PS: If you want to read the 9th Circuit’s ruling yourself—an activity that we really, really recommend—-you can find it here.


  • Rudy Giuliani opened up a can of worms when he opened his big mouth. He should have never instructed Trump to a loophole to ban Muslims. Such hatred.

  • Truth be told, I don’t care very much about the immigration issue one way or the other.
    That being said, if the result of this case is watching the petty little dictators that occupy the federal bench finally getting their wings clipped, then I’m behind the president 100%. Throw in breaking up the out of control and throughly corrupt ninth circuit and all I have to say is God Speed Donald Trump!

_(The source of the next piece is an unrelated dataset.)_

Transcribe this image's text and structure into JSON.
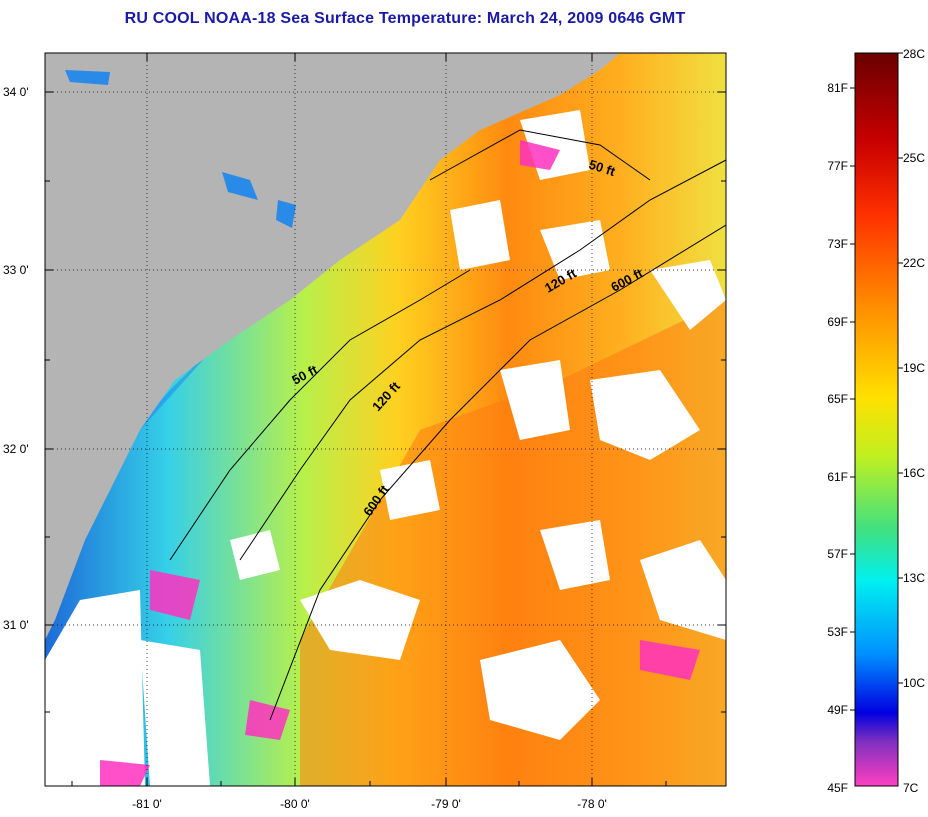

  • There is some late breaking news regarding this decision. I believe the 9th District, the most overturned appellate court in the nation, is about to have its ass handed to them, short term, long term. No one is above the law, not Paul Tanaka, not Lee Baca, just ask them. The Office of the President is not above the law, ask Nixon. But Trump was clearly acting lawfully in this issue and the 3 judge panel, in my opinion, ruled, again, with their political ideology as their guiding light, not the Constitution. All in time, this will work itself out to a successful resolution and Trump will be serving crow to the radical left with box lunches going to the 9th District. They stepped on it, big league; they just don’t know it, yet.

  • Mr. Spade, well said…Imagine the 9th circuit being the board of trustees for a major corporation. Now imagine their poor decisions causing shareholders millions of dollars. The board would have been fired long ago. Life time membership leads to a kingdom, not clear eyes of the law!